The total length of impervious
floor b is given by
b = αd2
The
required impervious floor length is provided on the downstream side, with the
remaining length on the upstream side. The crest and downstream floor are
connected by a 2:1 slope glacis, while in distributary head regulators, the
crest and upstream floor are joined by a 1:1 slope glacis.

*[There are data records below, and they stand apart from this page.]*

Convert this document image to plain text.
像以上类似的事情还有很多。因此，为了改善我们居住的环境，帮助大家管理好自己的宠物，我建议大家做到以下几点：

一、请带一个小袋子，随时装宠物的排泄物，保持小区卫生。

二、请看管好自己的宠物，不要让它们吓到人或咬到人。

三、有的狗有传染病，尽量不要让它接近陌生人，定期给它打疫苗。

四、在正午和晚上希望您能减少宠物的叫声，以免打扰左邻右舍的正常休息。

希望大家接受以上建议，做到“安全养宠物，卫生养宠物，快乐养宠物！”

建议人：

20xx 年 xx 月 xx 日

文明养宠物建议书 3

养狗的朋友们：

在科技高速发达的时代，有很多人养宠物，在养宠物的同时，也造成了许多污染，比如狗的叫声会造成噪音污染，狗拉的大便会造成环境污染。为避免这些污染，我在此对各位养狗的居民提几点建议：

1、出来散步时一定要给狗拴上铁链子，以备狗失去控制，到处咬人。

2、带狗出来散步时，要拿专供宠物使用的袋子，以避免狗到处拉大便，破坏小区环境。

Thickness of Impervious Floor
The
thickness of an impervious floor is determined by uplift pressure, with a
minimum practical thickness of 0.3 to 0.5 m.
C.
Design of Upstream and Downstream Protection
Works
The
upstream scour depth d1 is calculated as 1/3 of
the upstream water depth plus 0.6 m, while the downstream scour depth d2 is 1/2 of
the downstream water depth plus 0.6 m.
Upstream
Protection Works:
·
Block protection: d1 cubic
meters per meter width.
·
Launching apron: 2.25d1 cubic
meters per meter width.
Downstream
Protection Works:
·
Inverted filter: d2 cubic
meters per meter width.
·
Launching apron: 2.25d2 cubic
meters per meter width.
D.
Devices to Control Silt Entry into The Offtaking
Channel
To
control silt entry into an offtaking channel, a raised crest at the
distributary head regulator is used, but it is insufficient alone due to
turbulence and silt accumulation. Additional devices are employed:
1. King’s
Vanes: Vertical, curved walls placed in the parent channel
to deflect silt-laden bottom water away from the offtaking channel at a 30°
angle. Made of R.C.C. or steel, they are 1/4th the water depth in height and
spaced 1.5 times their height. They extend 0.6–1.5 m beyond a 2:1 inclined line
from the offtake. Effective in silt control, but fail if turbulence is
excessive.
2. Gibb’s
Groyne Wall: An extension of the downstream wing wall
into the parent channel, dividing flow proportionally between the offtaking and
downstream channels. It ensures silt is divided proportionally, preventing
excessive silt entry. Adjustments can be made to reduce silt intake by allowing
surplus flow through a hole in the wall.
3. Cantilever
Skimming Platform: A slab cantilevered into the parent
channel below the crest level, separating top and bottom water to prevent silt
from climbing into the offtaking channel. It disrupts silt ramp formation.